Over on his supplemental opinions blog, New York Times Reasonable Young Conservative™ Ross Douthat notes that many readers objected to his claim that xenophobia, by forcing immigrants to adapt to “Anglo-Saxon” culture, helped make America the great nation it is . He didn’t mean to say that bigoted nativists were the only people who had something good to offer:

The work of assimilation has been done by all kinds of people, from civic republicans to self-interested industrial barons to Jane Addams-style community-builders to, above all, the immigrants themselves. And the line between the two theoretical conceptions of America I described, one constitutional and one cultural, blurs very quickly in practice.

So Douthat concedes that the theoretical structure of his original column—title: “Islam and the Two Americas”—didn’t really correspond to “practice,” where in this instance, “practice” means “existence in reality.” Now Ross Douthat would like to go on and talk about how complicated history is, and how nativism and assimilationism have always existed in tension with one another, and—wait, why are we talking about this, again?

Oh, right: we are talking about it because Ross Douthat wrote a column saying that people who support the right of an Islamic community center to exist in Lower Manhattan need to understand and acknowledge the “wisdom” of the people who are screaming about the Ground Zero Mosque.
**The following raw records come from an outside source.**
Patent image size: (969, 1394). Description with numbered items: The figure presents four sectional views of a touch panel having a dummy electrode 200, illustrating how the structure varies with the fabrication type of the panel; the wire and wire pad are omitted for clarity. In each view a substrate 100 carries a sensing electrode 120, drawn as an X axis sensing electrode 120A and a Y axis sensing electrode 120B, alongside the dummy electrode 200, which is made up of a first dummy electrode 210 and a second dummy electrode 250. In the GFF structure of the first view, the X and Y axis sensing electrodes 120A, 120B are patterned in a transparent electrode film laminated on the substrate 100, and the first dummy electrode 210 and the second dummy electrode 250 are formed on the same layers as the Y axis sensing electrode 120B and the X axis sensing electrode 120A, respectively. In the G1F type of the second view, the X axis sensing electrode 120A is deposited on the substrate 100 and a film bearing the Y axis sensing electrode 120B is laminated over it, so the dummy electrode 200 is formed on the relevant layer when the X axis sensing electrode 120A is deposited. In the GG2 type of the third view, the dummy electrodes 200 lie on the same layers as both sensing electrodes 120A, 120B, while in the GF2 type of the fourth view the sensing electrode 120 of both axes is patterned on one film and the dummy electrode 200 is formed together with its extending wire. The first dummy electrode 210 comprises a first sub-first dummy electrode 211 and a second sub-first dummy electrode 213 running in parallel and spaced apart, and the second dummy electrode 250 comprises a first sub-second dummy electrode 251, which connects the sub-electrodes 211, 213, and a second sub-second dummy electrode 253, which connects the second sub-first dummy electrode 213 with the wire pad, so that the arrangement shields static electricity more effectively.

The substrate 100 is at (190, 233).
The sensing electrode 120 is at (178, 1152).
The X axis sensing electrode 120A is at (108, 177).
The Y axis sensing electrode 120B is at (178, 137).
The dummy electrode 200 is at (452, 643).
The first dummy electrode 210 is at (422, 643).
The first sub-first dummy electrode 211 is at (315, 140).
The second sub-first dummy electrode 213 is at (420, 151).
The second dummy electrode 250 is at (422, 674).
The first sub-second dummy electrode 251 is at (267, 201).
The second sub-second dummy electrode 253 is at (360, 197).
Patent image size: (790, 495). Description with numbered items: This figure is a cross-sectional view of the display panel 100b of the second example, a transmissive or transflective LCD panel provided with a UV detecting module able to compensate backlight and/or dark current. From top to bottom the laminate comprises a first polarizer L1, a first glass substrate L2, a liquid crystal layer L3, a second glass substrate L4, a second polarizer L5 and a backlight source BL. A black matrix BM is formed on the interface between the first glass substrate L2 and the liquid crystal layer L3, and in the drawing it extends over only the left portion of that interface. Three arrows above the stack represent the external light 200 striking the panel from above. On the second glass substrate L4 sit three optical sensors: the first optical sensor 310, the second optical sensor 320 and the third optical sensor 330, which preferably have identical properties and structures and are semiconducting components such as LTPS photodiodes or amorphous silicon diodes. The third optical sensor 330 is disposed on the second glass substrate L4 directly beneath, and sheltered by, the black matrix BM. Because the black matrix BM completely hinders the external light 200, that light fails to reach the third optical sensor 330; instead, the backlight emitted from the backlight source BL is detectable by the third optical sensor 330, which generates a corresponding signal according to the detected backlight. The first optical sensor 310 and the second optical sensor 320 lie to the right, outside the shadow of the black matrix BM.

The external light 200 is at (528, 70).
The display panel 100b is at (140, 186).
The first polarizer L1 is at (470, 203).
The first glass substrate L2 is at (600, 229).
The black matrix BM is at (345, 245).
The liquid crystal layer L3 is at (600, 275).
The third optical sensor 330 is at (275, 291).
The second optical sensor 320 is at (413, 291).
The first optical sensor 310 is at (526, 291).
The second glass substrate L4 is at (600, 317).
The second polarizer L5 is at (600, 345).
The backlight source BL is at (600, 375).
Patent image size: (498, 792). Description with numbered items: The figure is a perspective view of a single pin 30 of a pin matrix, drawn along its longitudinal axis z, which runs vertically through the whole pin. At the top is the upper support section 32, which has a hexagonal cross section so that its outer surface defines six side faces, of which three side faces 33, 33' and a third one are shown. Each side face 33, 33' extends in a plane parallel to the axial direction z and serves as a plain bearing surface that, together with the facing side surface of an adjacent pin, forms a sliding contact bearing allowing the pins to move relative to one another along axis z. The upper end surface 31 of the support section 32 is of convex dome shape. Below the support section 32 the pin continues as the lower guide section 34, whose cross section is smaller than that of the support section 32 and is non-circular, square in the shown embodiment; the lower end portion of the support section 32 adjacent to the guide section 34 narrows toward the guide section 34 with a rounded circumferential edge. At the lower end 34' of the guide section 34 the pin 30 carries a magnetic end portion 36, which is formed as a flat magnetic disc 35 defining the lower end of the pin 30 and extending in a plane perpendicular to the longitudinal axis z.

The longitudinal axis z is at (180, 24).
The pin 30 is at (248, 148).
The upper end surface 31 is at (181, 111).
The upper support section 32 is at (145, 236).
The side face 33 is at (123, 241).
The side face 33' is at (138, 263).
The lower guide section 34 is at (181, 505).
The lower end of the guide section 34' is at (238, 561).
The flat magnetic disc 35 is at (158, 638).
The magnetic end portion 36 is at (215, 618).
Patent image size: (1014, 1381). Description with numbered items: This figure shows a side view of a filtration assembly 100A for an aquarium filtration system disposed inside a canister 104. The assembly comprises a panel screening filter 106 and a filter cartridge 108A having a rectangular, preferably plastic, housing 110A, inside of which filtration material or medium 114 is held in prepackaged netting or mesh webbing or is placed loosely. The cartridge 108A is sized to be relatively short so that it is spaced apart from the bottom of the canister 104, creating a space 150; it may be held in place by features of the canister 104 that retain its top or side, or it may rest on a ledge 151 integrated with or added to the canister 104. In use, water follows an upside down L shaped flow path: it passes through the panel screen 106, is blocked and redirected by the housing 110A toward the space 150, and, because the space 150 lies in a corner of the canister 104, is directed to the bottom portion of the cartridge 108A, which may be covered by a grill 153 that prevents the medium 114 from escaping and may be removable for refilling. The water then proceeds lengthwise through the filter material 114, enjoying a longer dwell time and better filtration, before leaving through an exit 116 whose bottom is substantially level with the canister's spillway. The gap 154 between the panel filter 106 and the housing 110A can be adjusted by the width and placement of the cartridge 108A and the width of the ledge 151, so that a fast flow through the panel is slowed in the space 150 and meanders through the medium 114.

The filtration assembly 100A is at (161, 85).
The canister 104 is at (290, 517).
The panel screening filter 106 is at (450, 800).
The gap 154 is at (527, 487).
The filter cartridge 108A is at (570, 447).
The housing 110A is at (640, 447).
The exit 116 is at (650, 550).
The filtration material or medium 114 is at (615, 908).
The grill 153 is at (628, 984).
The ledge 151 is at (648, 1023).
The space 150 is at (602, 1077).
This was where the whole “Two Americas” business came from, with Douthat arguing that “constitutional” Americans, elitists who love diversity, sadly fail to understand “cultural” Americans, who want immigrants to assimilate to their values.

What could be more assimilationist than trying to explain to the assembled tribes of the world that here, in this country, you are not allowed to prevent your neighbor from going to church? But Douthat has already written that his theoretical structure was a failure.So how was his history?

On Reason’s Hit & Run blog, Matt Welch went ahead and asked a historian of immigration about Douthat’s notion that anti-immigrant hostility caused new arrivals to adopt shared American values more quickly. ” Full of crap ,” the historian replied:

[T]here was no real “national” culture until after the Civil War (and this developed gradually with industrialism and the spread of a mass media and eventually mass consumption) so there could be no “insistence” on immigrants assimilating.

[…]

Nativism, and some aspects of the Americanization movement of the WWI period (especially the more coercive stuff) has always had the effect of making immigrants cling more tightly to their cultures, their languages, traditions. This is both basic psychology and is historically accurate and can be documented for many groups.

[…]

The American Catholic Church became the authoritarian institution that it was in the 19th and early 20th centuries in large part because of Anglo-American Protestants insisting that Protestantism and Americanism were synonymous and attacking Irish Catholics.

[…]

[T]he harder you push for “assimilation”…the more you getorthodoxy, extremism, alienation.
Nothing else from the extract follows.